Aunque la Revolución comandada por Fidel Castro pretendió darle al triunfo un ligero cariz religioso, muy pronto la creencia en un ser superior se convirtió en el enemigo más temido de la insurrección triunfante.
Los ataques verbales contra la Iglesia en general y la Católica en particular se incrementaron, los feligreses empezaron a ser acosados y aquellos que no tenían una profunda fe cedieron ante la presión. Sin embargo, un número importante de fieles, a pesar de que la represión aumentaba y la discriminación se acentuaba, mantuvieron su compromiso religioso siendo uno de ellos el joven Arnaldo Socorro.
Socorro era natural de Unión de Reyes, Matanzas, pero en su adolescencia la familia se trasladó para la capital de la Isla. Una beca le dio la oportunidad de estudiar en el Colegio de Belén donde se incorporó a la Juventud Obrera Católica, en la que militaba cuando el 10 de septiembre de 1961 fue convocada una procesión con la imagen de la Patrona de Cuba Nuestra Señora de la Caridad del Cobre.

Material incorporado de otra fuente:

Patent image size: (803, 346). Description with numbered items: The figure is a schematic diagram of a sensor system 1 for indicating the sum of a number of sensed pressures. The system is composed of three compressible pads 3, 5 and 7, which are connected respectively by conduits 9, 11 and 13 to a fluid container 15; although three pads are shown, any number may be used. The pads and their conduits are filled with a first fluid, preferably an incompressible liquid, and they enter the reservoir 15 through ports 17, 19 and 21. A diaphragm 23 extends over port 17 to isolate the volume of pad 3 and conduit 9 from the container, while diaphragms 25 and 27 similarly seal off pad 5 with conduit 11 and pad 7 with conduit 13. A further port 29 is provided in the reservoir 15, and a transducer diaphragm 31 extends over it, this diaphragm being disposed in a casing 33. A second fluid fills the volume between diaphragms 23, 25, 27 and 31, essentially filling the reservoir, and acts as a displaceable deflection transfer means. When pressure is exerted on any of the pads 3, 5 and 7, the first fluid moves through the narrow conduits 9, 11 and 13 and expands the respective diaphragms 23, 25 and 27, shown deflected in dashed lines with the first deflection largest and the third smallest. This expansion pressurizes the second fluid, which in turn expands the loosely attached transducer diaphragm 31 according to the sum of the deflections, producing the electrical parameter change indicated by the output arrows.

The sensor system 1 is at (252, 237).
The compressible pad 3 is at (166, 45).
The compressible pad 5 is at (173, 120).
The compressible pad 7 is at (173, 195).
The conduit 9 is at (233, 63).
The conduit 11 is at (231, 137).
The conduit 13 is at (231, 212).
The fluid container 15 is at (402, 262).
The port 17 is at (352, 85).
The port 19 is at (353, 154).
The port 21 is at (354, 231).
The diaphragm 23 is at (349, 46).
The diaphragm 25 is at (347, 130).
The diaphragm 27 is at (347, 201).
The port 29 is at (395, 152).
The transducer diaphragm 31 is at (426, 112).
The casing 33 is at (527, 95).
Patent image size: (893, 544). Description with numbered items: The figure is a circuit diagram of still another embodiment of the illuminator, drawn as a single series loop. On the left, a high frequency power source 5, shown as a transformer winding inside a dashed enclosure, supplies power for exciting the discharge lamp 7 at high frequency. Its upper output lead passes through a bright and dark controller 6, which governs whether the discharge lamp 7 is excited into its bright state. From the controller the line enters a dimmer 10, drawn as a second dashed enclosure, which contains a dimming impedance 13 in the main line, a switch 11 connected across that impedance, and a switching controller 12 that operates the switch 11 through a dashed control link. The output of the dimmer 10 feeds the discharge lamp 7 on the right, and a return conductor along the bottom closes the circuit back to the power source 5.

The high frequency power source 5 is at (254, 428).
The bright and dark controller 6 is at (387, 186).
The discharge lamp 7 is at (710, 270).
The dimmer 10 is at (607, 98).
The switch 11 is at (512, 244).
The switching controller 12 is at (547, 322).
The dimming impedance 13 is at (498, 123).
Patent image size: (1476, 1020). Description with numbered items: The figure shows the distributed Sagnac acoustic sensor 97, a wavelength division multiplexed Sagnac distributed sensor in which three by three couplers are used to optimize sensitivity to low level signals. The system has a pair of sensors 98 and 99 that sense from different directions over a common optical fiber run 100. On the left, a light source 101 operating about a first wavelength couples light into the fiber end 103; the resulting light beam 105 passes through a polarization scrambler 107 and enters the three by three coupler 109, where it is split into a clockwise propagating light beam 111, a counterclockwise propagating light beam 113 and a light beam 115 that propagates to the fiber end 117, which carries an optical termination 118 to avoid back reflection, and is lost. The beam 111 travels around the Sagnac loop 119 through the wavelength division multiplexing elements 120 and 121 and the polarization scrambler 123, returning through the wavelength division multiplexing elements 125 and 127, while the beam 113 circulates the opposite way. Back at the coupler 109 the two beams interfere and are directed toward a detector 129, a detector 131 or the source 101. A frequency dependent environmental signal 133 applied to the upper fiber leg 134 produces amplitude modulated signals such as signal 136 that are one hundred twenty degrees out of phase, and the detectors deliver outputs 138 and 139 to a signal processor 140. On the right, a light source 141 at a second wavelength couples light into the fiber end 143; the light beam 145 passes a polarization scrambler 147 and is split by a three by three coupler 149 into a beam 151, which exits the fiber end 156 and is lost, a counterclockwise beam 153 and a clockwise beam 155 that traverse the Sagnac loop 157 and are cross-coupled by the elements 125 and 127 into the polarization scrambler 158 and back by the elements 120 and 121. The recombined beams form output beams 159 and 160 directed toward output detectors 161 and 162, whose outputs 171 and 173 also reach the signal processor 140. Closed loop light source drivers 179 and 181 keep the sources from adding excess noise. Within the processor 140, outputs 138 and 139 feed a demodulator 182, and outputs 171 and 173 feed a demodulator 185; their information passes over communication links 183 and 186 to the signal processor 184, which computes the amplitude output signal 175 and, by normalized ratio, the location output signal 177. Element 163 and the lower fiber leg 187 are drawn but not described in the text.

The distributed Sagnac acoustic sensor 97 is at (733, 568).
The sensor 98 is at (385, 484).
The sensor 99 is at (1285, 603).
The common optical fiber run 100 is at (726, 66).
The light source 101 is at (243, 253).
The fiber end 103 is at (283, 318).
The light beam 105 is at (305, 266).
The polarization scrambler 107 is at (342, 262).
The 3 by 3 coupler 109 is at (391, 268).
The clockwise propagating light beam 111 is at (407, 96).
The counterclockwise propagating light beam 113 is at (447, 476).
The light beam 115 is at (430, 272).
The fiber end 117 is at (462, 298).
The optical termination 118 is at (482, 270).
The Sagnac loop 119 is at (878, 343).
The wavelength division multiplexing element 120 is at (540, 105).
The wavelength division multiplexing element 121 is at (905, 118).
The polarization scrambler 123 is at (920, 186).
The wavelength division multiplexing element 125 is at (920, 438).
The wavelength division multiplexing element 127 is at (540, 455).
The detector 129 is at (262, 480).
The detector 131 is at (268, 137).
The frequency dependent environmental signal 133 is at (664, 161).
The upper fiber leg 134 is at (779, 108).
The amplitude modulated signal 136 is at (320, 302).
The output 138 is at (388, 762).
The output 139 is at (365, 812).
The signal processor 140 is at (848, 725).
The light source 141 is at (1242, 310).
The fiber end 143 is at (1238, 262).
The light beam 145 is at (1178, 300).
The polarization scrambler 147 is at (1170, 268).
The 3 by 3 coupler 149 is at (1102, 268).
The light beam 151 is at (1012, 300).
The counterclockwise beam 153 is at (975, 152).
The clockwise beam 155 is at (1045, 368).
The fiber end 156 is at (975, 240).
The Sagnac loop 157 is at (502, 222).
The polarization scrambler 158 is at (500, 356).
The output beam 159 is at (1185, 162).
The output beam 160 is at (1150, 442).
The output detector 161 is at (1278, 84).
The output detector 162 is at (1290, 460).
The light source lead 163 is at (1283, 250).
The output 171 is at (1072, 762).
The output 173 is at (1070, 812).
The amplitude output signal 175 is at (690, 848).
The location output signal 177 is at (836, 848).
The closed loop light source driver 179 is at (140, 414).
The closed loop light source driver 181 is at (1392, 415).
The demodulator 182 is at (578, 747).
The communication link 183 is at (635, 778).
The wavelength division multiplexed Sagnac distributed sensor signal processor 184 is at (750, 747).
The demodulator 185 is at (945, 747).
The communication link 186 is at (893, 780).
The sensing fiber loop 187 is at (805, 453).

La procesión partiría desde la iglesia de La Caridad, bajo la guía del entonces Obispo Auxiliar de la Arquidiócesis de La Habana, Monseñor Eduardo Boza Masvidal, uno de los más valientes críticos del régimen castrista, quien fuera expulsado de Cuba una semana después con otros 130 sacerdotes.
Arnaldo fue hasta la iglesia para participar en una procesión religiosa que indudablemente era una expresión de rechazo al gobierno. En el lugar supo que las autoridades habían prohibido el evento, sin embargo, al igual que miles de personas, permaneció frente a la Iglesia para exigir que sus derechos fueran respetados, cobijado con una imagen de la Virgen marchó a la cabeza de los centenares de personas que decidieron seguirle, dando vivas a Cristo Rey, a la Virgen y a la libertad, tal como en ese momento muchos de los jóvenes fusilados por la dictadura lo gritaban frente al paredón de fusilamiento.
El coraje de Socorro no sería respetado por el régimen y sus sicarios. Un esbirro, consciente de su impunidad, descargó su metralleta checa en su contra, el joven cayó al suelo mortalmente herido.
Tenía 17 años cuando fue asesinado, pero a la falta se sumó como bien afirma el periodista Julio Estorino, “el crimen y el ultraje”, al régimen proclamar que el joven asesinado era un revolucionario que había ido al lugar de los sucesos para impedir un acto de "los esbirros con sotana", como identificaba el castrismo a los sacerdotes católicos.
El asesinato le fue achacado al sacerdote Agnelio Blanco quien en el momento de los hechos estaba en la Isla de Pinos, otra cruel mentira en la amplia campaña de difamación del castrismo en contra de sus críticos.
Ahí no terminó la maldad. Oficiales de la Seguridad del Estado fueron a la casa de Arnaldo Socorro, amenazaron a la familia y lo enterraron como un combatiente asesinado por la contrarrevolución, sin duda alguna, la dictadura invistió a otro cubano con su crimen, como mártir de la Patria.